About Us

Welcome to our blog, describing our voyage aboard the two BRAVO's; the first boat a Kelly Peterson 46 with homeport in Seattle, Washington. The second is a new Boreal 52, launched in Treguier, France in February 2020.

We headed south from Seattle in 2010, and have been voyaging in one form or another since. Cheers, Adam and Cindi


"As for me, I am tormented by an everlasting itch for things remote. I love to sail forbidden seas, and land on barbarous coasts." -Herman Melville, 1844



Tuesday, September 17, 2019

Vancouver Island, pop top style

After our Oregon shakedown cruise in the truck, we headed north to Vancouver Island with friends David and Diana.  They recently bought a pop top truck camper and truck as well, so were eager to get a bit of dirt on it as well.



Vancouver Island is a terrific place to explore.  We knew it well from numerous trips over the years on BRAVO and our sea kayaks, but had never really explored inland.  It's a huge area, over 12,400 square miles, with lots to see, including remote beaches, high mountains and glaciers, and old growth forest wilderness, all steeped in a rich maritime heritage and climate.  Here we go.....into the rainforest.....











We came across this log carrier in one bay.  We stopped along with several other gawkers, thinking it had run aground.  It looked like the tide was going out, and it was starting to list to port.  There were a couple of tugs milling around, we figured they were standing by to rescue the stricken ship.  All of a sudden, with a huge roar, the logs all started to slide off the side of the ship into the water.  The tugs corralled the logs into a log boom, and the ship slowly righted itself.  It became obvious that it had dumped the logs intentionally, all in a days work.  Amazing!

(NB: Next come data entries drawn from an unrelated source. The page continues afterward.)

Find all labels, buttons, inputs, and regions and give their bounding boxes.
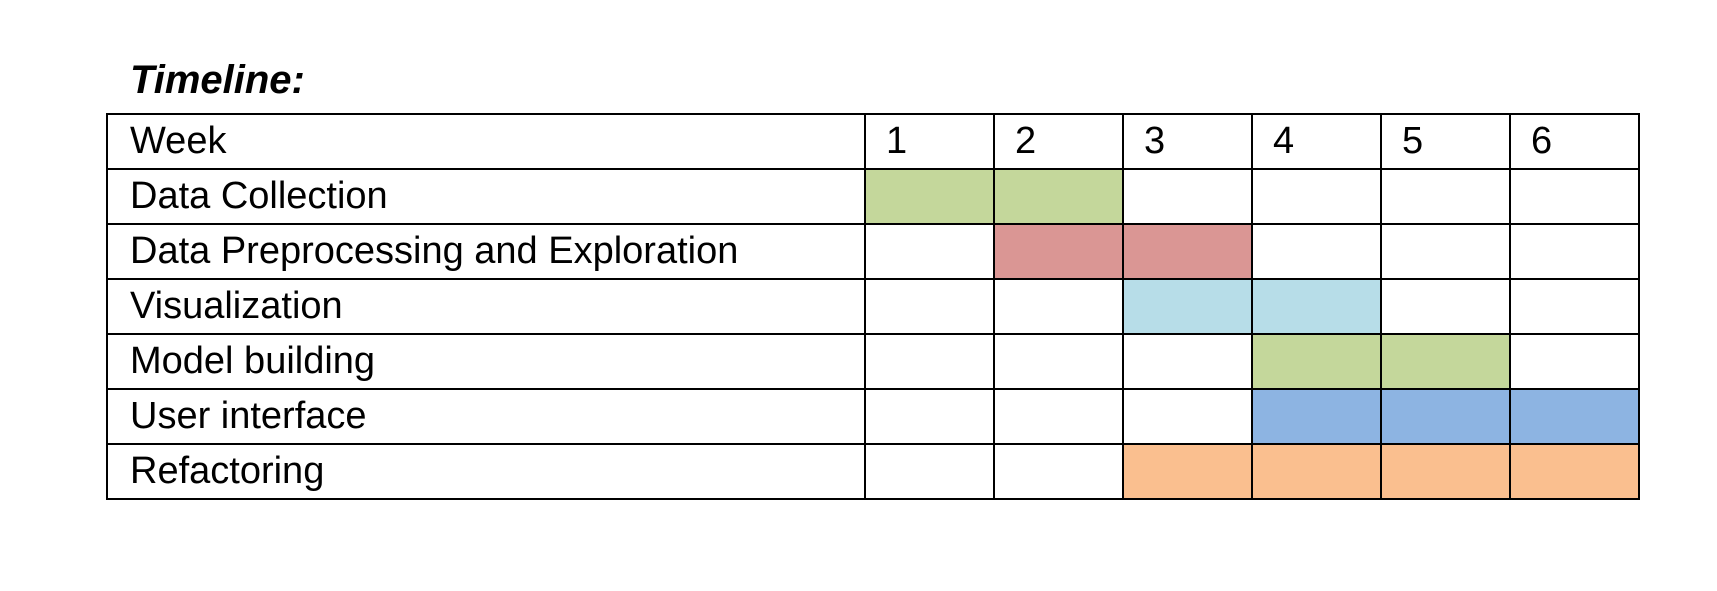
timeline-empty-cell (1509, 278, 1640, 335)
week-number-4: 4 (1251, 113, 1382, 170)
timeline-bar-cell (993, 168, 1124, 225)
timeline-bar-cell (993, 223, 1124, 280)
timeline-empty-cell (1122, 388, 1253, 445)
task-name: Data Collection (106, 168, 866, 225)
timeline-empty-cell (993, 443, 1124, 500)
timeline-empty-cell (864, 223, 995, 280)
timeline-bar-cell (1251, 443, 1382, 500)
task-row: User interface (106, 388, 1640, 445)
task-name: Visualization (106, 278, 866, 335)
timeline-empty-cell (1509, 168, 1640, 225)
task-name: Refactoring (106, 443, 866, 500)
task-name: User interface (106, 388, 866, 445)
timeline-title: Timeline: (130, 58, 305, 102)
timeline-bar-cell (1251, 388, 1382, 445)
timeline-bar-cell (1122, 443, 1253, 500)
task-row: Visualization (106, 278, 1640, 335)
week-number-3: 3 (1122, 113, 1253, 170)
timeline-bar-cell (1122, 278, 1253, 335)
timeline-empty-cell (993, 278, 1124, 335)
task-row: Model building (106, 333, 1640, 390)
timeline-empty-cell (1380, 278, 1511, 335)
week-number-2: 2 (993, 113, 1124, 170)
timeline-bar-cell (1122, 223, 1253, 280)
header-row: Week 1 2 3 4 5 6 (106, 113, 1640, 170)
task-row: Data Collection (106, 168, 1640, 225)
timeline-empty-cell (1509, 333, 1640, 390)
week-number-6: 6 (1509, 113, 1640, 170)
timeline-bar-cell (1380, 388, 1511, 445)
task-row: Refactoring (106, 443, 1640, 500)
timeline-bar-cell (1251, 278, 1382, 335)
task-row: Data Preprocessing and Exploration (106, 223, 1640, 280)
timeline-bar-cell (1509, 388, 1640, 445)
timeline-empty-cell (1509, 223, 1640, 280)
timeline-empty-cell (1251, 223, 1382, 280)
task-name: Data Preprocessing and Exploration (106, 223, 866, 280)
week-number-1: 1 (864, 113, 995, 170)
timeline-empty-cell (1380, 223, 1511, 280)
timeline-empty-cell (864, 443, 995, 500)
timeline-bar-cell (1251, 333, 1382, 390)
timeline-empty-cell (864, 278, 995, 335)
timeline-bar-cell (1380, 443, 1511, 500)
timeline-empty-cell (864, 333, 995, 390)
timeline-empty-cell (993, 333, 1124, 390)
timeline-empty-cell (993, 388, 1124, 445)
timeline-empty-cell (1122, 333, 1253, 390)
timeline-bar-cell (864, 168, 995, 225)
timeline-bar-cell (1380, 333, 1511, 390)
week-number-5: 5 (1380, 113, 1511, 170)
timeline-empty-cell (864, 388, 995, 445)
timeline-empty-cell (1380, 168, 1511, 225)
task-name: Model building (106, 333, 866, 390)
timeline-table: Week 1 2 3 4 5 6 Data Collection Data Pre… (106, 113, 1640, 500)
timeline-empty-cell (1122, 168, 1253, 225)
timeline-bar-cell (1509, 443, 1640, 500)
header-week-label: Week (106, 113, 866, 170)
timeline-empty-cell (1251, 168, 1382, 225)
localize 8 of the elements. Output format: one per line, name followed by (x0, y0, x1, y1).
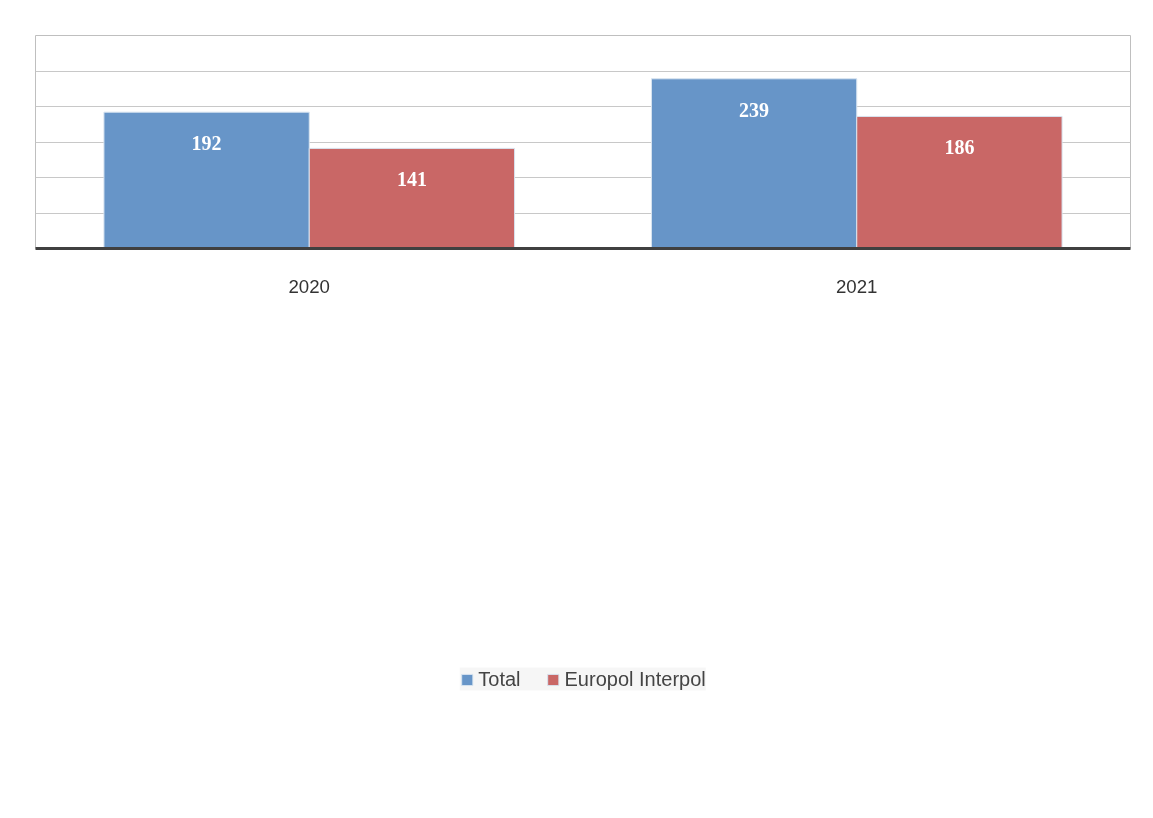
legend-label: Europol Interpol (564, 667, 706, 691)
data-label: 141 (396, 168, 427, 191)
legend-label: Total (478, 667, 521, 691)
data-label: 239 (739, 98, 770, 121)
data-label: 186 (944, 136, 975, 159)
x-tick-label: 2021 (836, 275, 878, 297)
x-tick-label: 2020 (288, 275, 331, 297)
data-label: 192 (191, 132, 222, 155)
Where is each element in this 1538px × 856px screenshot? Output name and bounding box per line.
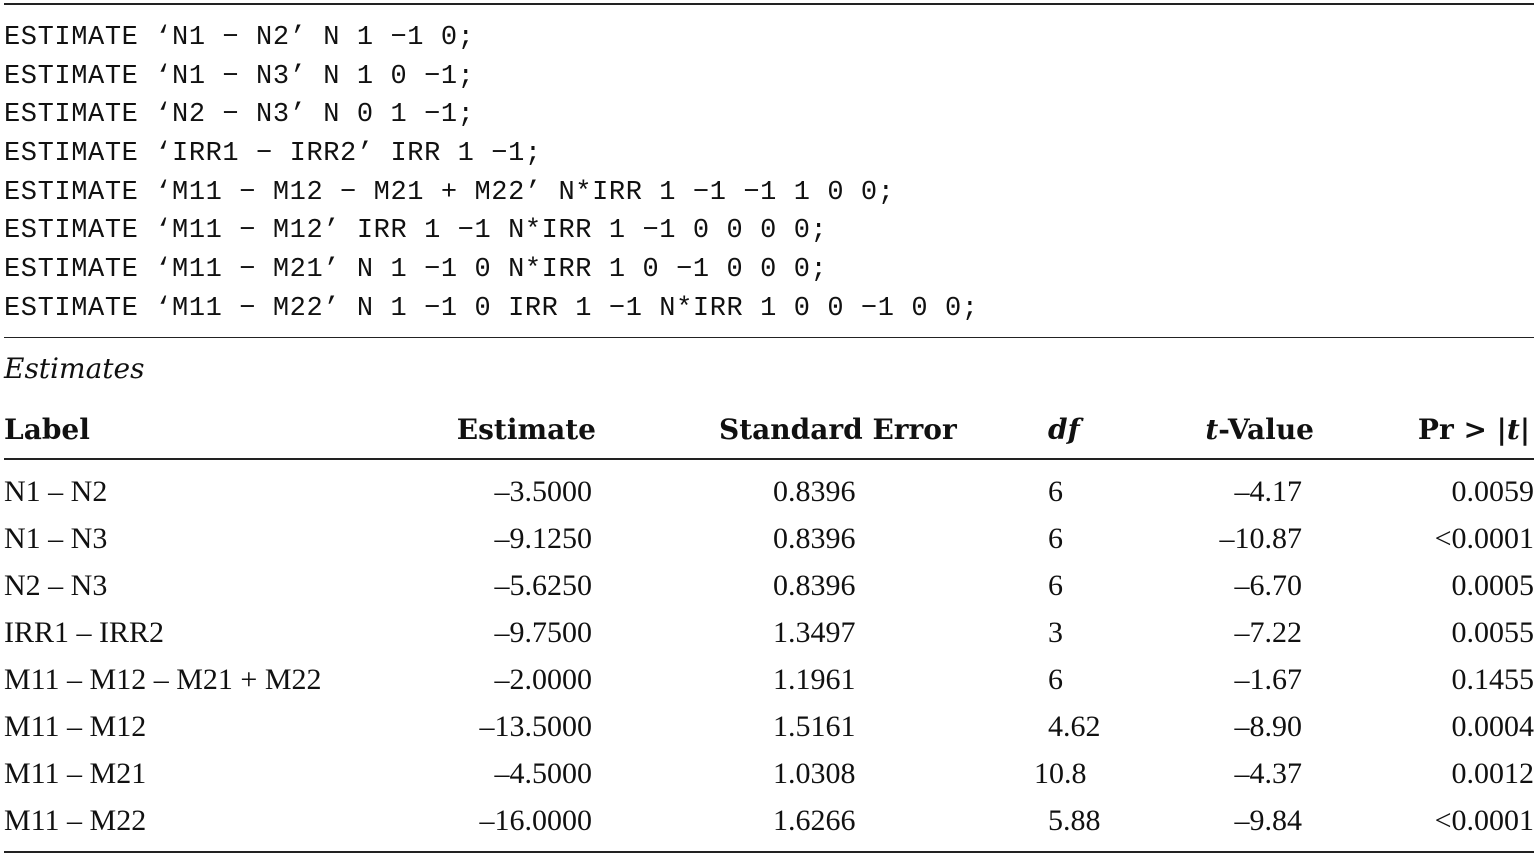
code-line: ESTIMATE ‘M11 − M21’ N 1 −1 0 N*IRR 1 0 …: [4, 255, 828, 285]
row-p-value: 0.0005: [1451, 569, 1535, 602]
row-t-value: –10.87: [1219, 522, 1303, 555]
row-t-value: –8.90: [1234, 710, 1303, 743]
row-label: N1 – N3: [4, 522, 108, 555]
row-t-value: –4.37: [1234, 757, 1303, 790]
header-pr-t: t: [1506, 413, 1520, 446]
row-estimate: –5.6250: [494, 569, 593, 602]
row-estimate: –9.7500: [494, 616, 593, 649]
bottom-rule: [4, 851, 1534, 853]
row-p-value: 0.0012: [1451, 757, 1535, 790]
row-stderr: 0.8396: [773, 475, 856, 508]
row-estimate: –3.5000: [494, 475, 593, 508]
row-stderr: 1.5161: [773, 710, 856, 743]
row-estimate: –2.0000: [494, 663, 593, 696]
code-line: ESTIMATE ‘M11 − M12’ IRR 1 −1 N*IRR 1 −1…: [4, 216, 828, 246]
row-t-value: –1.67: [1234, 663, 1303, 696]
header-estimate: Estimate: [456, 413, 596, 446]
header-standard-error: Standard Error: [719, 413, 957, 446]
header-df-text: df: [1048, 413, 1080, 446]
header-label: Label: [4, 413, 90, 446]
code-line: ESTIMATE ‘M11 − M12 − M21 + M22’ N*IRR 1…: [4, 178, 895, 208]
code-line: ESTIMATE ‘N1 − N2’ N 1 −1 0;: [4, 23, 475, 53]
row-stderr: 1.3497: [773, 616, 856, 649]
table-caption: Estimates: [4, 352, 145, 385]
row-estimate: –16.0000: [479, 804, 593, 837]
row-df: 10.8: [1034, 757, 1087, 790]
row-estimate: –9.1250: [494, 522, 593, 555]
row-label: N2 – N3: [4, 569, 108, 602]
row-label: M11 – M12: [4, 710, 147, 743]
code-line: ESTIMATE ‘M11 − M22’ N 1 −1 0 IRR 1 −1 N…: [4, 294, 979, 324]
row-p-value: 0.0055: [1451, 616, 1535, 649]
row-t-value: –9.84: [1234, 804, 1303, 837]
row-label: M11 – M12 – M21 + M22: [4, 663, 322, 696]
row-p-value: <0.0001: [1434, 804, 1534, 837]
row-p-value: <0.0001: [1434, 522, 1534, 555]
row-label: IRR1 – IRR2: [4, 616, 165, 649]
header-pr-suffix: |: [1519, 413, 1530, 446]
row-estimate: –13.5000: [479, 710, 593, 743]
header-pr: Pr > |t|: [1418, 411, 1530, 449]
code-line: ESTIMATE ‘N1 − N3’ N 1 0 −1;: [4, 62, 475, 92]
header-t-value: t-Value: [1205, 411, 1314, 449]
header-df: df: [1048, 411, 1080, 449]
row-df: 6: [1048, 475, 1063, 508]
row-df: 6: [1048, 663, 1063, 696]
row-p-value: 0.0004: [1451, 710, 1535, 743]
header-t-italic: t: [1205, 413, 1219, 446]
row-stderr: 1.0308: [773, 757, 856, 790]
header-t-suffix: -Value: [1218, 413, 1314, 446]
row-stderr: 0.8396: [773, 522, 856, 555]
row-p-value: 0.1455: [1451, 663, 1535, 696]
row-t-value: –7.22: [1234, 616, 1303, 649]
row-label: M11 – M21: [4, 757, 147, 790]
section-rule: [4, 337, 1534, 338]
row-df: 5.88: [1048, 804, 1101, 837]
row-estimate: –4.5000: [494, 757, 593, 790]
row-stderr: 1.1961: [773, 663, 856, 696]
header-rule: [4, 458, 1534, 460]
row-stderr: 0.8396: [773, 569, 856, 602]
header-pr-prefix: Pr > |: [1417, 413, 1507, 446]
code-line: ESTIMATE ‘N2 − N3’ N 0 1 −1;: [4, 100, 475, 130]
row-t-value: –4.17: [1234, 475, 1303, 508]
row-label: M11 – M22: [4, 804, 147, 837]
row-stderr: 1.6266: [773, 804, 856, 837]
row-label: N1 – N2: [4, 475, 108, 508]
row-p-value: 0.0059: [1451, 475, 1535, 508]
code-line: ESTIMATE ‘IRR1 − IRR2’ IRR 1 −1;: [4, 139, 542, 169]
row-df: 3: [1048, 616, 1063, 649]
row-df: 4.62: [1048, 710, 1101, 743]
row-t-value: –6.70: [1234, 569, 1303, 602]
row-df: 6: [1048, 522, 1063, 555]
row-df: 6: [1048, 569, 1063, 602]
top-rule: [4, 3, 1534, 5]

We headed north to Strathcona Provincial Park, in the central interior of the island.  The park has beautiful mountains, glaciers, and streams, and we took advantage of some great hiking on some of the trails.




We all were ready to cool tired dogs in the stream after a tough hike.








Leaving Strathcona we headed north up to Cape Scott on the northern tip of the Island.  Did a good hike through old growth forest out to the beach.




















In spite of years of over logging, much of Vancouver Island is still wilderness.  Though we never saw wolves or cougars, they were obviously around, as were bears, both grizzlies and black bears.


Bear vaults were provided for hikers to safely stash their food.






Relics from logging days of the past, slowly being reclaimed by the forest.  This one at Ronning's Garden.

Vancouver has long been home to many tribes of indigenous people, or First Nations.  We took the ferry over to Cormorant Island, for a visit to Alert Bay, a native island community of approx 1,300 people on the northeast coast of Vancouver Island, between Port McNeil and Telegraph Cove.  Cindi and I had visited Alert Bay some years ago by sea kayak, and were eager to return.

They have a fantastic museum, the U'Mista Cultural Center.  Unfortunately it was closed on the day we were there, so we could only see the exhibits visible outside.  Though the village has a certain forlorn quality to it, especially when visited on a classic Pacific Northwest overcast foggy day, we had a great day walking the island, and finding fine examples of indigenous artwork including beautiful totem carvings at the cemetery.















































Sign in the ferry terminal men's room





Telegraph Cove

Just before hopping aboard the ferry to leave Vancouver Island, we stopped in Victoria, on the south end of the island.  It happened to be the day before the start of the main, 710 mile leg of the annual Race to Alaska, or R2AK.  This race is a fairly grueling 750 mile voyage by any non-motorized boat, from Port Townsend, Washington to Ketchikan, Alaska.  Teams attempt the race on everything from high tech racing sailboats to kayaks and stand up paddleboards.  To deal with times of light or no wind, most of the serious sailing entries have bicycle powered propeller drives on the stern.  Talking to the participants, they can get up to 2 knots of speed on some of the boats with their bike drives.

Though it is somewhat whacky, at least when compared to more traditional sailing ocean races, this can be a serious test of skill, navigation, and endurance.  The first boat to finish gets a $10,000 prize, the second boat gets a set of steak knives, and that's it for the prizes!  

This team from San Francisco ("Team Shut Up and Drive") could have 4 cyclists on the stern at once.  They finished in 3rd place.








Last year's winner, the all women's crew "Sail Like a Girl" was back to attempt a repeat performance


While most teams were joking around during their last minute preparations on the dock, Team Sail Like a Girl was all business!  Though they didn't win this year, they still came in a very respectable 4th place.